WSN N9D virus expressing nonmitochondrial PB2 is attenuated in vivo. (A) Groups of five C57/B6 mice were infected intranasally with 10⁴ TCID₅₀s/50 μl of either WSN or WSN N9D virus. Animals were weighed daily and were euthanized when they lost more than 25% of their weight; percent survival is plotted on the y axis. (B) Weights of infected mice were measured daily and recorded as percentages of initial weight. Mean percent weights on each day are shown. (C) Groups of five C57/B6 mice were infected intranasally with the indicated dose of either WSN or WSN N9D virus.

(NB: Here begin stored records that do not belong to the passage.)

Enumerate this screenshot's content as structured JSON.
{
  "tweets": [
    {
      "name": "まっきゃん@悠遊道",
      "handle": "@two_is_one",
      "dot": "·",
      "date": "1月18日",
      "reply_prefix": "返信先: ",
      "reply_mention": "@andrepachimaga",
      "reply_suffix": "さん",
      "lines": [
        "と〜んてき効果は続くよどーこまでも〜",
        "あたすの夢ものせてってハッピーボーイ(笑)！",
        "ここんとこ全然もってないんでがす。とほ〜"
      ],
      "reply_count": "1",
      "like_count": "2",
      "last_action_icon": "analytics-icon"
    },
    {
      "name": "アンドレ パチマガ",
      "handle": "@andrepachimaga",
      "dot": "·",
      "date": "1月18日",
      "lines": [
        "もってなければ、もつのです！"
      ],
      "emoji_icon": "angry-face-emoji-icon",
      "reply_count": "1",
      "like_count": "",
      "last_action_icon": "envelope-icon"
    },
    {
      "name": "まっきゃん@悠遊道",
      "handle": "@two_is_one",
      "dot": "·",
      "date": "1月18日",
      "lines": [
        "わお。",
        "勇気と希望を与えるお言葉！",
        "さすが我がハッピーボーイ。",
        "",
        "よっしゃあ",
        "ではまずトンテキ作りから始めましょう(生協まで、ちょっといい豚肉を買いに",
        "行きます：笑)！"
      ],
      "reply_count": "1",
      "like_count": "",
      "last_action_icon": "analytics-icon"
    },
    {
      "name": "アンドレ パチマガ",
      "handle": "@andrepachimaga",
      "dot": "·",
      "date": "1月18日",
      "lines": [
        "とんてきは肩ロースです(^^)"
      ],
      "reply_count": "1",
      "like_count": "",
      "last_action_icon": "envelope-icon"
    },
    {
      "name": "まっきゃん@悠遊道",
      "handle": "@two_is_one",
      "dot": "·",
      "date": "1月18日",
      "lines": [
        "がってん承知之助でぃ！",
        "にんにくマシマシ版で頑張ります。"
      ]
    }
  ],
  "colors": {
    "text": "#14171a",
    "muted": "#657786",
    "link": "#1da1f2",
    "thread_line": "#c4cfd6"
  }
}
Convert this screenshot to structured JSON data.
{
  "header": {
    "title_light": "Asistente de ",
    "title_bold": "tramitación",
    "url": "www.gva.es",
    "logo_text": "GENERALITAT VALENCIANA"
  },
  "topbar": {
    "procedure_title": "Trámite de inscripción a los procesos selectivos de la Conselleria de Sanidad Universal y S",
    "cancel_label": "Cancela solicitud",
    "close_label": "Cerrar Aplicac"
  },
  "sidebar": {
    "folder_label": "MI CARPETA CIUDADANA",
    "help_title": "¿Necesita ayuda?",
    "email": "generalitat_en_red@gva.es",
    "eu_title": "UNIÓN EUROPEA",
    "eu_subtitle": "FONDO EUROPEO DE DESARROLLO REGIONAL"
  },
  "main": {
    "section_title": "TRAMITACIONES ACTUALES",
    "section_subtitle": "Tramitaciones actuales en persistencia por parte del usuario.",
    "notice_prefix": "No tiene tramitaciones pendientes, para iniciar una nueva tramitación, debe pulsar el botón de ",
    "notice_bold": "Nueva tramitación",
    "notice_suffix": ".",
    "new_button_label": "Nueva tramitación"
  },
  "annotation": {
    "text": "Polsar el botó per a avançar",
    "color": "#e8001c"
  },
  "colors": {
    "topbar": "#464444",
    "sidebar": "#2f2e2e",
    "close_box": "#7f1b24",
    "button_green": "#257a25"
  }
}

The table shows the mean time to death (MTD) in days and percent survival at each dose (%). (D and E) Groups of four C57/B6 mice were infected intranasally with 10⁴ TCID₅₀s of the WSN or WSN N9D virus, and the lungs were harvested at 1, 3, and 5 dpi. Viral titers (log₁₀ TCID₅₀/g of tissue) were determined on Vero 76 cells (D). The dashed line represents the limit of detection (10^1.5 TCID₅₀s/g). Columns represent mean viral titers. Error bars represent standard errors of the means. *, P < 0.05, based on a Mann-Whitney test. (E) IFN-β was measured using a mouse IFN-β ELISA kit. Columns represent mean observed concentrations of cytokines from four mice. Error bars represent standard errors of the means. **, P < 0.01; ***, P < 0.001 (two-way analysis of variance with a Bonferroni posttest correction).